La flecha del tiempo by Martin Amis

La flecha del tiempo by Martin Amis

autor:Martin Amis [Amis, Martin]
La lengua: spa
Format: epub
Tags: Novela, Otros
editor: ePubLibre
publicado: 1991-08-31T16:00:00+00:00


Segunda parte

IV. SE HACE LO QUE SE PUEDE, QUE NO SIEMPRE ES LO MEJOR

Zarpamos con rumbo a Europa en el verano de 1948: con rumbo a Europa y a la guerra. A todo esto, digo zarpamos, pero a esas alturas John Young iba cada vez más a lo suyo. Se había producido una especie de bifurcación, en torno a 1960 o puede que antes. Yo seguía viviendo dentro de él, sin hacer ruido, entregado a mis propios pensamientos. Pensamientos que tenían entera libertad para vagar a través del tiempo.

En el barco en que viajamos resuenan todas las lenguas de Europa, bajo un cielo enorme y su zoo de cúmulos, con sus osos polares y sus leopardos de nieve. En la cubierta inferior, en donde va todo el mundo, se tiene una sensación de escandalosa y esclarecedora felicidad. El rostro de los hombres, cuando es feliz, se empeña en adoptar un ángulo muy determinado; puede que incluso se pueda medir con toda precisión. Digamos que trece grados respecto de la horizontal. Además, la felicidad tiene su propia ferocidad: el derecho a vivir y a amar, a los que se agarra con todas sus fuerzas. Muy bien. John Young se muestra especialmente elegante y apuesto cuando visita la cubierta inferior para estirar las piernas, mañana y tarde, con el bastón de empuñadura de marfil, con los zapatos negros relucientes, con un razonable puro. De forma cuando menos impresionante surca ese territorio inferior, dejando atrás las familias apiñadas, las jóvenes madres, los llantos de los niños. Los llantos de los niños: todos sabemos bien qué significado tienen, sea en la lengua que sea. Todo el mundo parece tener al menos un niño pequeño, así, de repente. Como si desearan almacenarlos a buen recaudo, sanos y salvos, antes de la violenta renovación de la guerra.

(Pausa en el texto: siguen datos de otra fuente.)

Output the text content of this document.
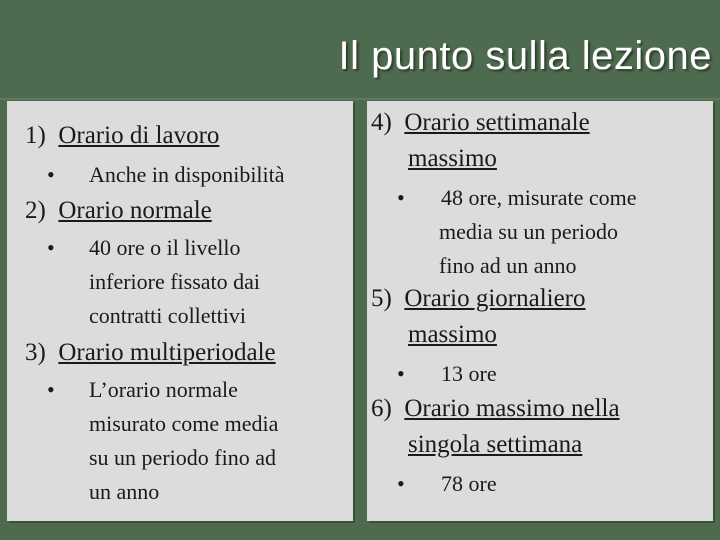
Il punto sulla lezione
1)  Orario di lavoro
• Anche in disponibilità
2)  Orario normale
• 40 ore o il livello
inferiore fissato dai
contratti collettivi
3)  Orario multiperiodale
• L’orario normale
misurato come media
su un periodo fino ad
un anno
4)  Orario settimanale
massimo
• 48 ore, misurate come
media su un periodo
fino ad un anno
5)  Orario giornaliero
massimo
• 13 ore
6)  Orario massimo nella
singola settimana
• 78 ore
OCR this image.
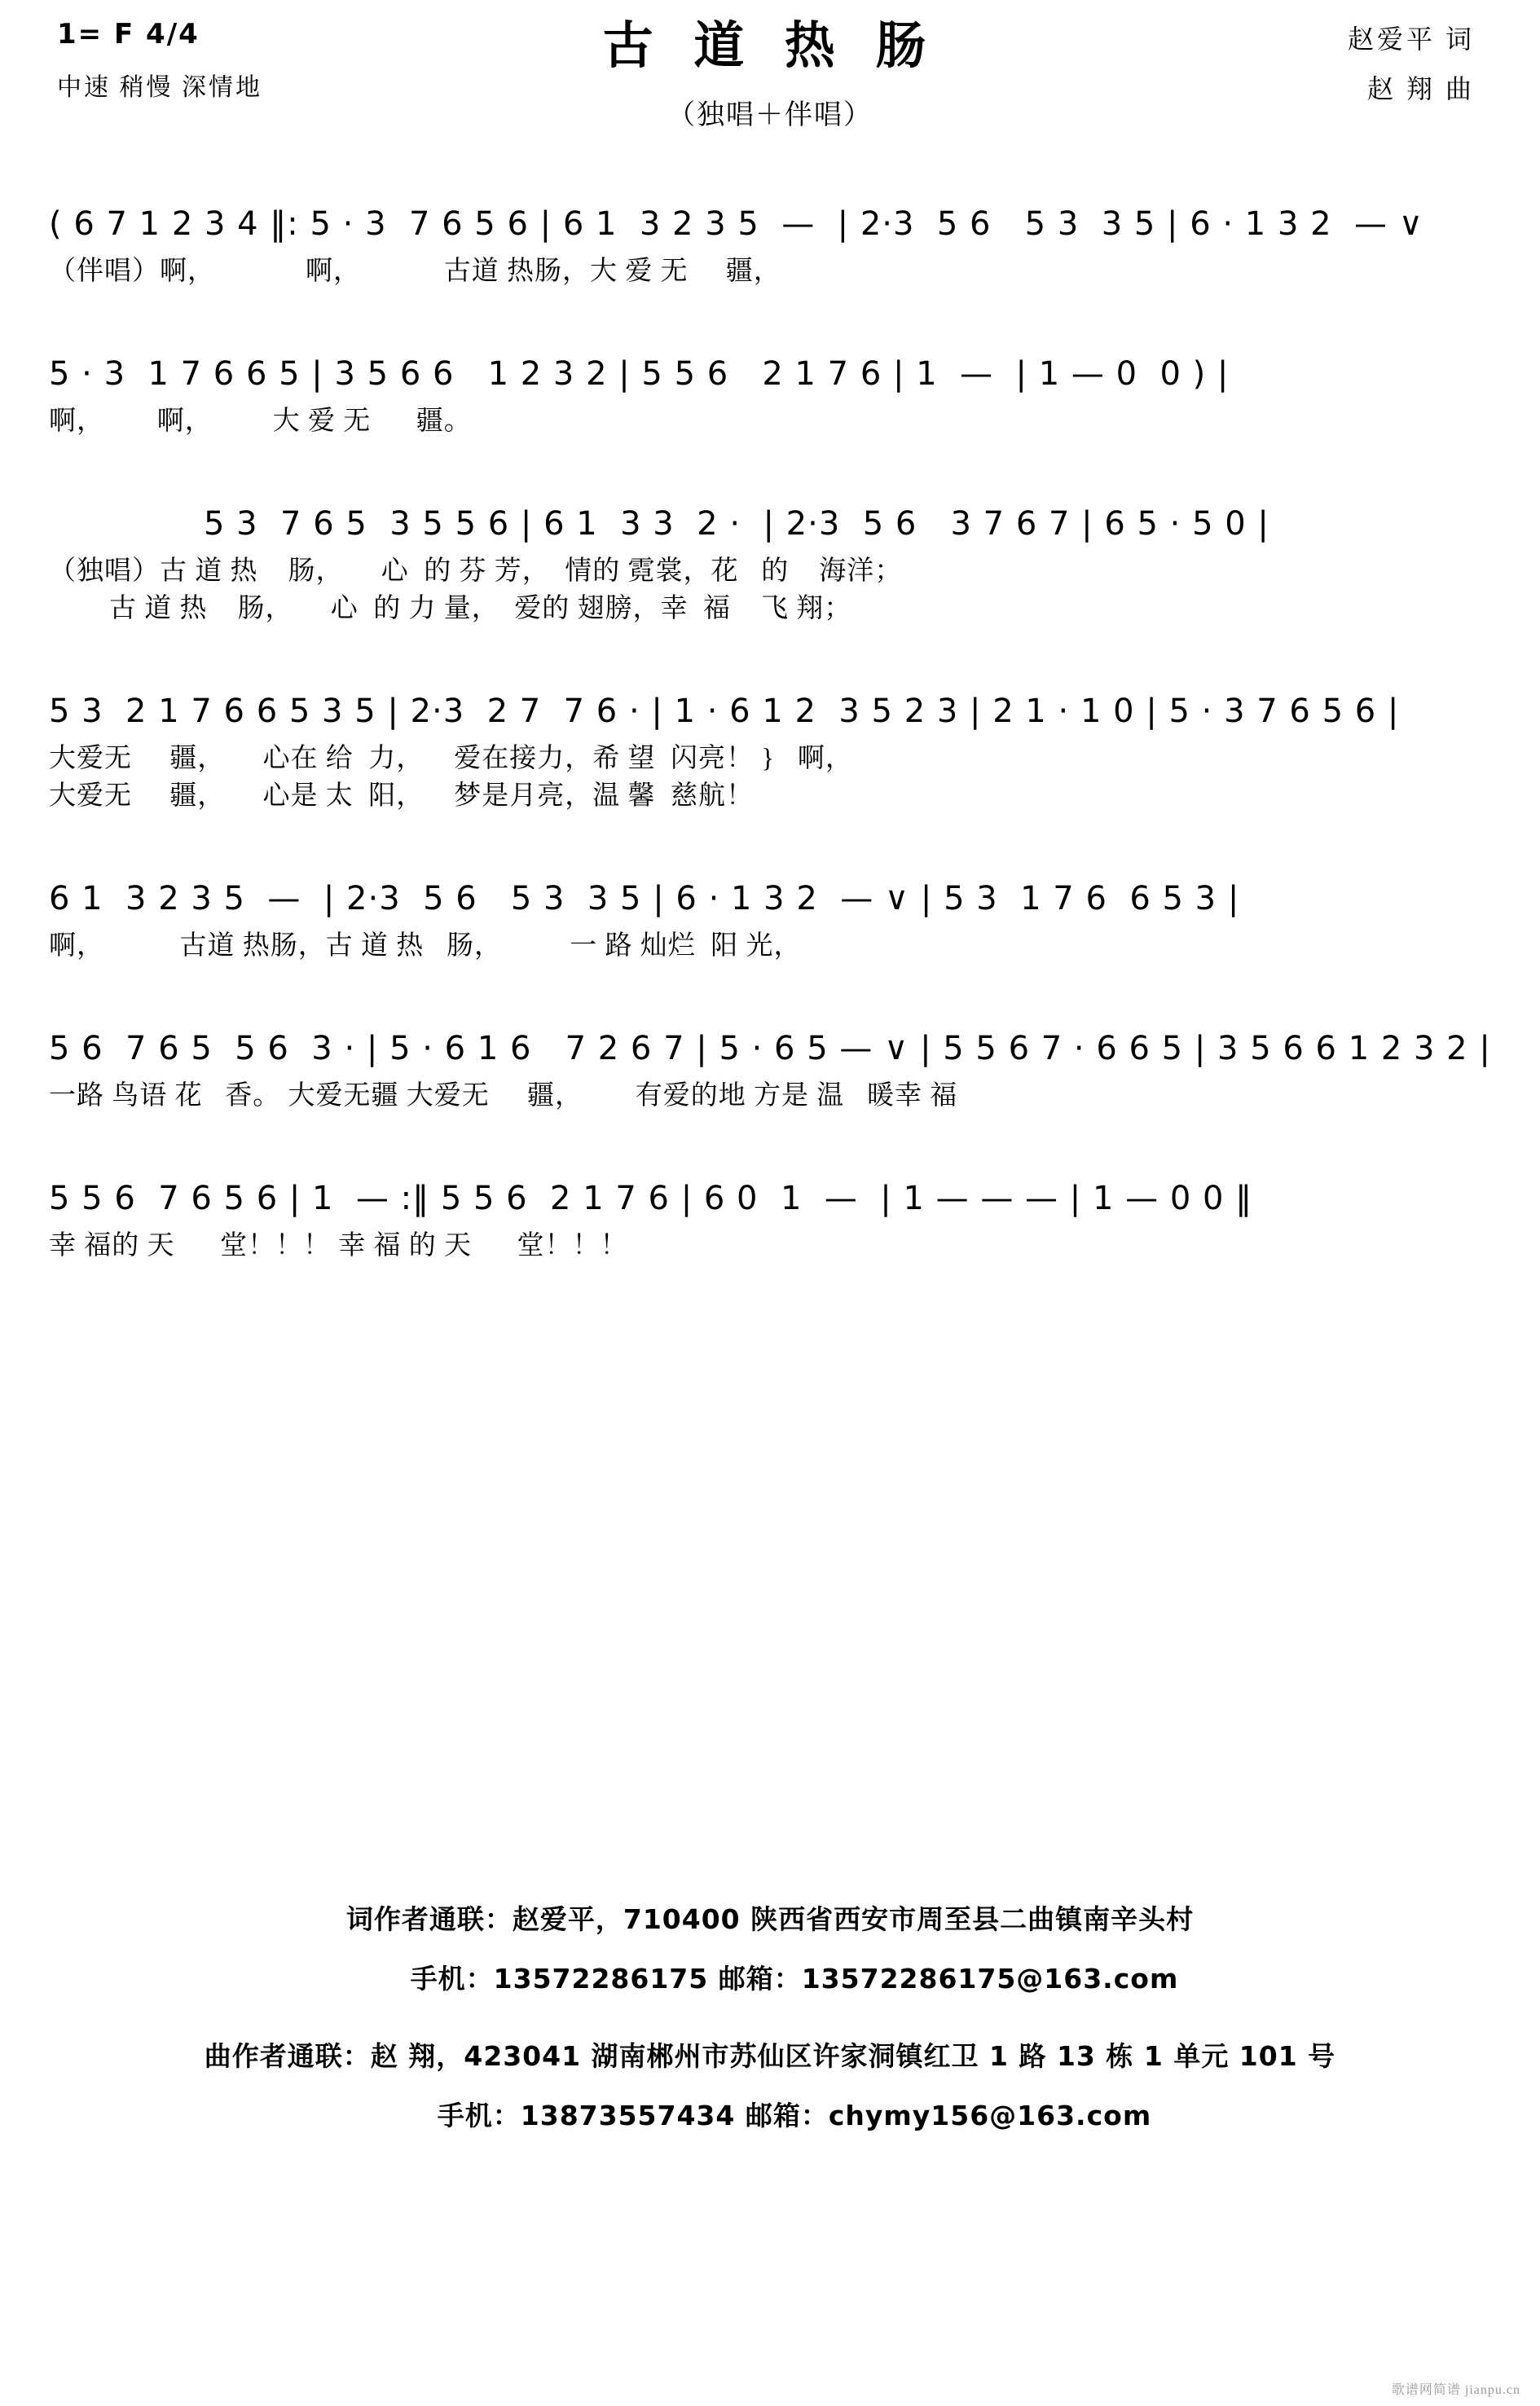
1= F 4/4
中速 稍慢 深情地
古 道 热 肠
（独唱＋伴唱）
赵爱平 词
赵 翔 曲
( 6 7 1 2 3 4 ‖: 5 · 3  7 6 5 6 | 6 1  3 2 3 5  —  | 2·3  5 6   5 3  3 5 | 6 · 1 3 2  — ∨
（伴唱）啊，            啊，           古道 热肠，大 爱 无     疆，
5 · 3  1 7 6 6 5 | 3 5 6 6   1 2 3 2 | 5 5 6   2 1 7 6 | 1  —  | 1 — 0  0 ) |
啊，       啊，        大 爱 无      疆。
5 3  7 6 5  3 5 5 6 | 6 1  3 3  2 ·  | 2·3  5 6   3 7 6 7 | 6 5 · 5 0 |
（独唱）古 道 热    肠，     心  的 芬 芳，  情的 霓裳，花   的    海洋；
古 道 热    肠，     心  的 力 量，  爱的 翅膀，幸  福    飞 翔；
5 3  2 1 7 6 6 5 3 5 | 2·3  2 7  7 6 · | 1 · 6 1 2  3 5 2 3 | 2 1 · 1 0 | 5 · 3 7 6 5 6 |
大爱无     疆，     心在 给  力，    爱在接力，希 望  闪亮！ }   啊，
大爱无     疆，     心是 太  阳，    梦是月亮，温 馨  慈航！
6 1  3 2 3 5  —  | 2·3  5 6   5 3  3 5 | 6 · 1 3 2  — ∨ | 5 3  1 7 6  6 5 3 |
啊，          古道 热肠，古 道 热   肠，         一 路 灿烂  阳 光，
5 6  7 6 5  5 6  3 · | 5 · 6 1 6   7 2 6 7 | 5 · 6 5 — ∨ | 5 5 6 7 · 6 6 5 | 3 5 6 6 1 2 3 2 |
一路 鸟语 花   香。 大爱无疆 大爱无     疆，       有爱的地 方是 温   暖幸 福
5 5 6  7 6 5 6 | 1  — :‖ 5 5 6  2 1 7 6 | 6 0  1  —  | 1 — — — | 1 — 0 0 ‖
幸 福的 天      堂！！！ 幸 福 的 天      堂！！！

词作者通联：赵爱平，710400 陕西省西安市周至县二曲镇南辛头村

手机：13572286175 邮箱：13572286175@163.com

曲作者通联：赵 翔，423041 湖南郴州市苏仙区许家洞镇红卫 1 路 13 栋 1 单元 101 号

手机：13873557434 邮箱：chymy156@163.com

歌谱网简谱 jianpu.cn
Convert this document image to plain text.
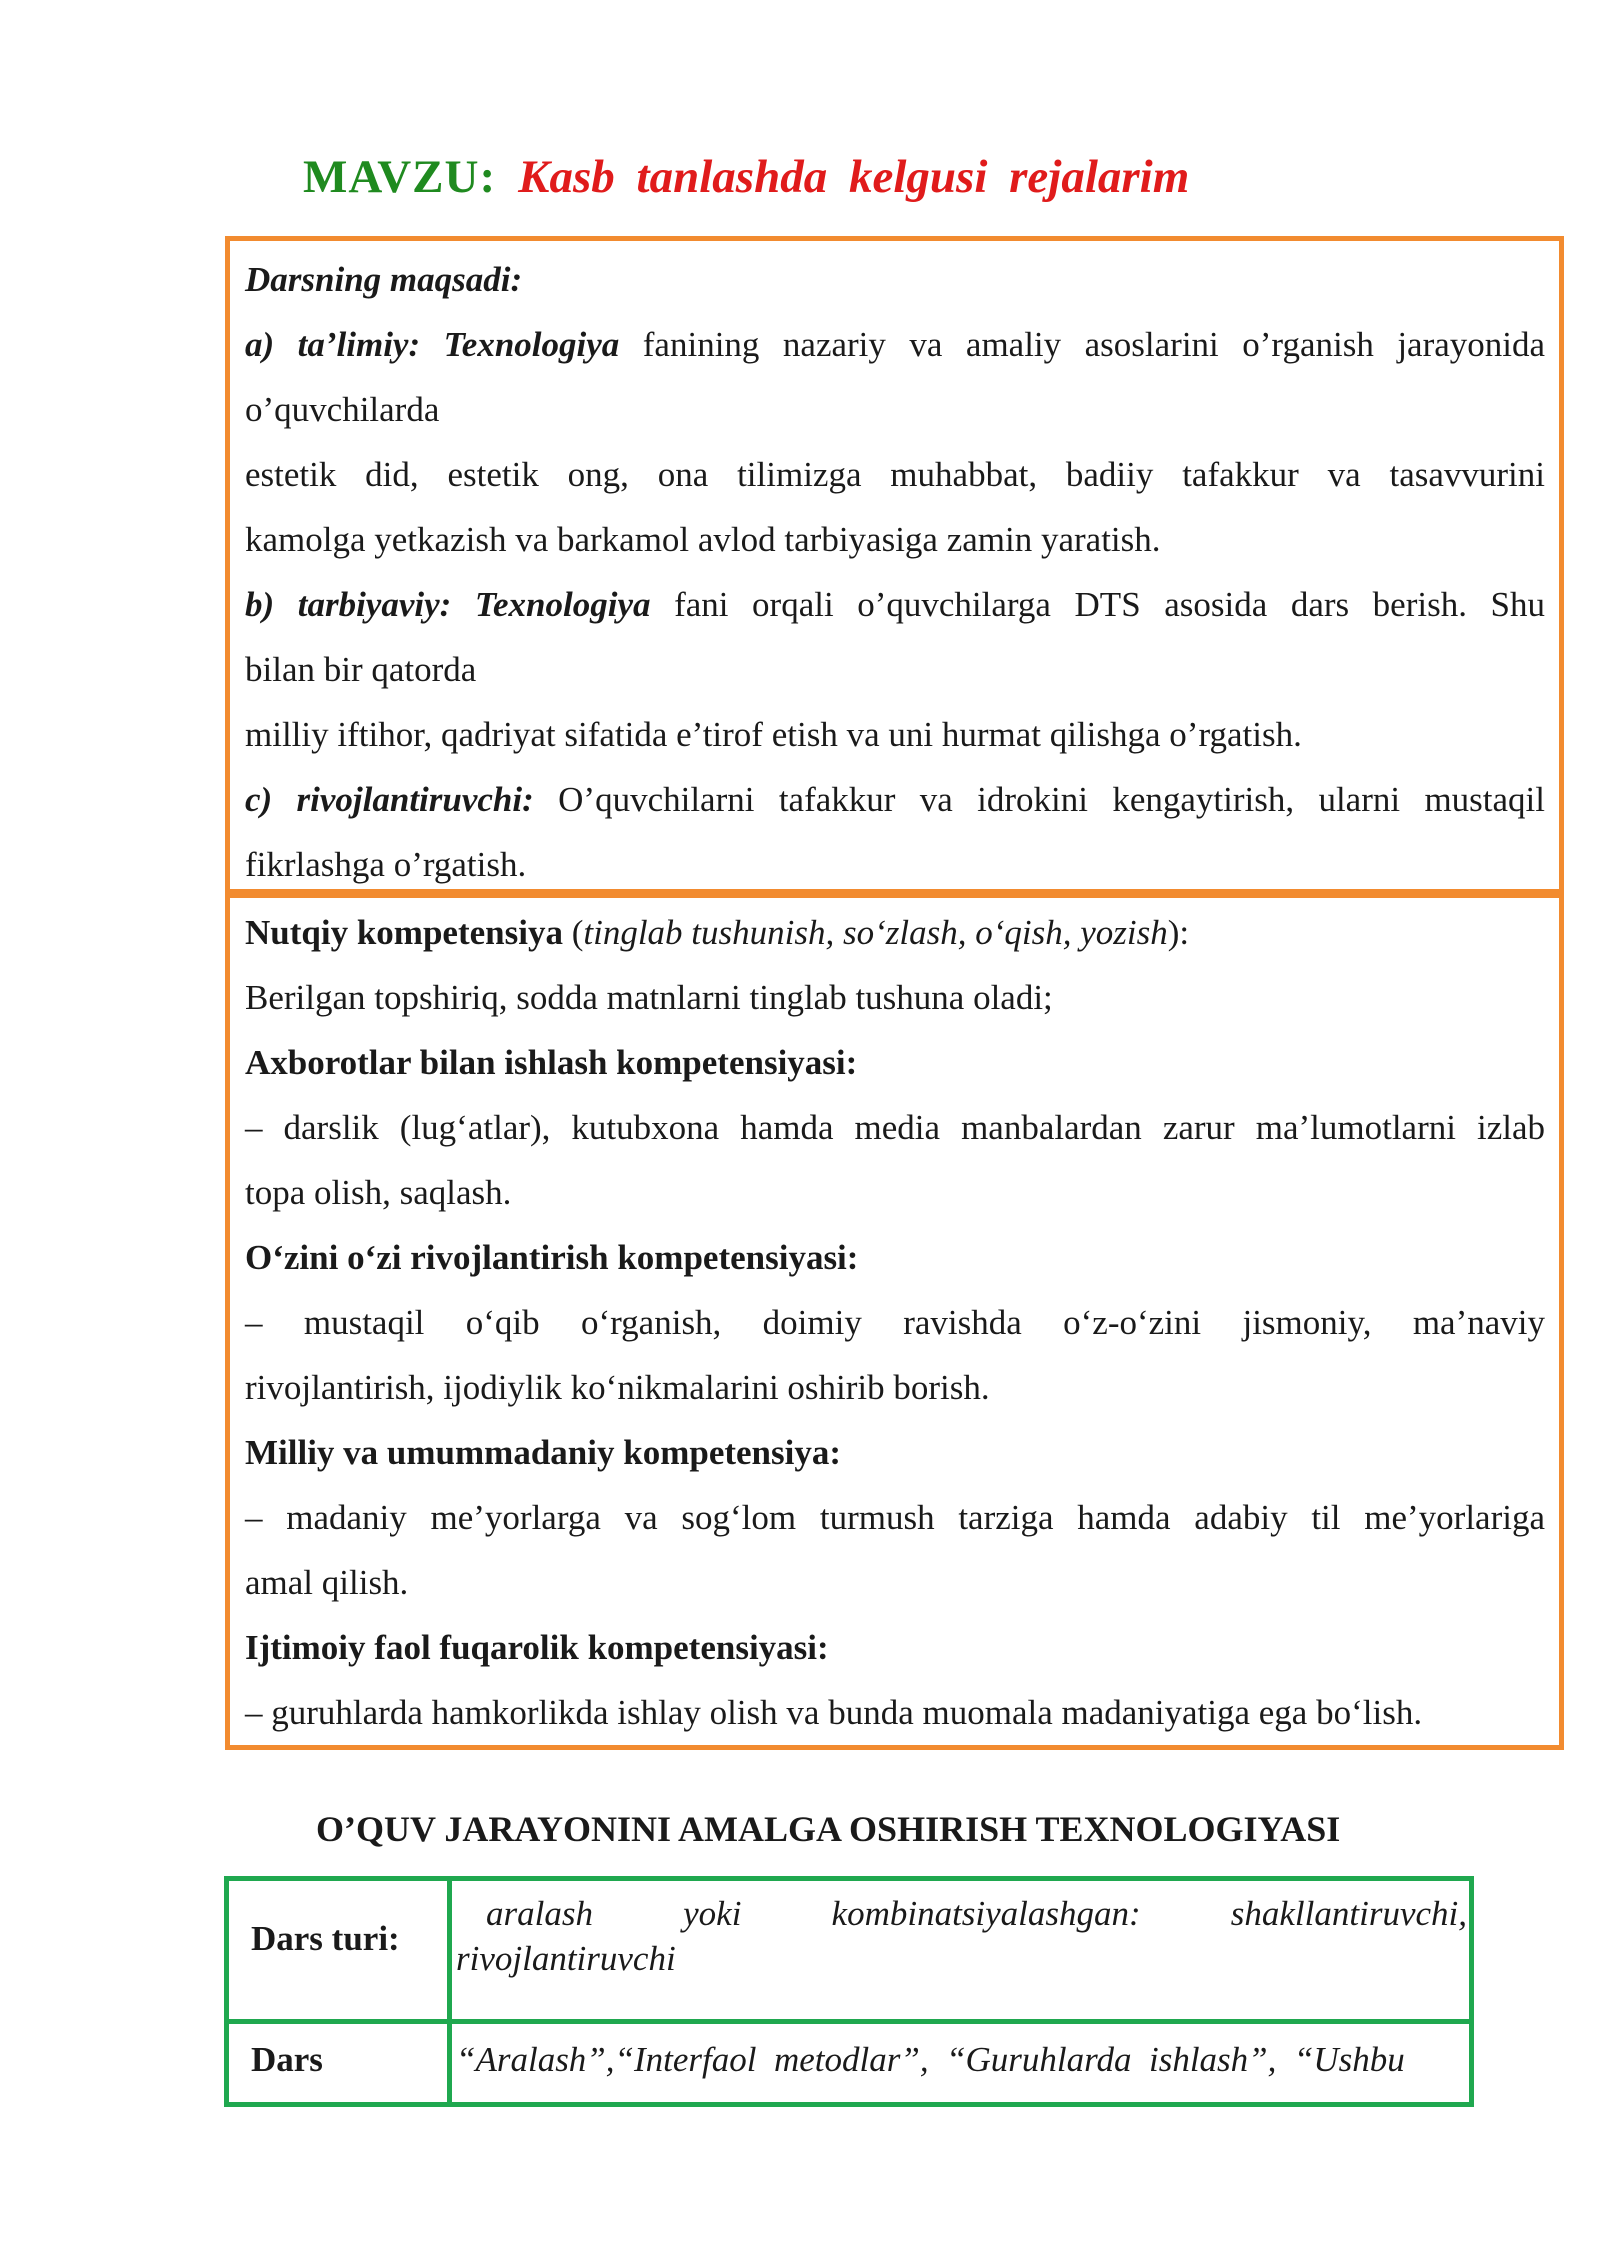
MAVZU: Kasb tanlashda kelgusi rejalarim
Darsning maqsadi:
a) ta’limiy: Texnologiya fanining nazariy va amaliy asoslarini o’rganish jarayonida
o’quvchilarda
estetik did, estetik ong, ona tilimizga muhabbat, badiiy tafakkur va tasavvurini
kamolga yetkazish va barkamol avlod tarbiyasiga zamin yaratish.
b) tarbiyaviy: Texnologiya fani orqali o’quvchilarga DTS asosida dars berish. Shu
bilan bir qatorda
milliy iftihor, qadriyat sifatida e’tirof etish va uni hurmat qilishga o’rgatish.
c) rivojlantiruvchi: O’quvchilarni tafakkur va idrokini kengaytirish, ularni mustaqil
fikrlashga o’rgatish.
Nutqiy kompetensiya (tinglab tushunish, so‘zlash, o‘qish, yozish):
Berilgan topshiriq, sodda matnlarni tinglab tushuna oladi;
Axborotlar bilan ishlash kompetensiyasi:
– darslik (lug‘atlar), kutubxona hamda media manbalardan zarur ma’lumotlarni izlab
topa olish, saqlash.
O‘zini o‘zi rivojlantirish kompetensiyasi:
– mustaqil o‘qib o‘rganish, doimiy ravishda o‘z-o‘zini jismoniy, ma’naviy
rivojlantirish, ijodiylik ko‘nikmalarini oshirib borish.
Milliy va umummadaniy kompetensiya:
– madaniy me’yorlarga va sog‘lom turmush tarziga hamda adabiy til me’yorlariga
amal qilish.
Ijtimoiy faol fuqarolik kompetensiyasi:
– guruhlarda hamkorlikda ishlay olish va bunda muomala madaniyatiga ega bo‘lish.
O’QUV JARAYONINI AMALGA OSHIRISH TEXNOLOGIYASI
Dars turi:	aralash   yoki   kombinatsiyalashgan:   shakllantiruvchi,
rivojlantiruvchi

Dars	“Aralash”,“Interfaol  metodlar”,  “Guruhlarda  ishlash”,  “Ushbu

Para empezar, el viaje tuvo un aire de evasión, de fuga. Resplandecía el mar con un millón de ojos, un millón de testigos de nuestra huida. Aparte de ansiar que la ley, o lo que fuese, llegase a su altura y lo alcanzase (aunque no fue así), no me había fijado en demasía, por no tener mayor interés, en los furtivos y elaboradísimos preparativos de viaje de John; por ejemplo, la serie de entrevistas que mantuvo con el Reverendo Kreditor. La verdad es que no desperté del todo hasta que hicimos el breve viaje en barca hasta la Isla de Ellis. Claro está que, meses antes, había sospechado la existencia de un trastorno de grandes dimensiones a causa de lo que empezó a ocurrir en la piel de John. Al principio no fue más que un brillo matizado; luego, durante aquella fría primavera, se convirtió en un color mostaza para perrito caliente, y luego llegó hasta el tono manteca de cacahuete. ¡Diantre!, pensé. ¡Ictericia! Al fin caí en la cuenta: un simple bronceado. Bastó con sumar dos más dos: son muchos los que se ponen por fuera de ese modo antes de regalarse con unas vacaciones a la moda, caras, en algún exótico lugar.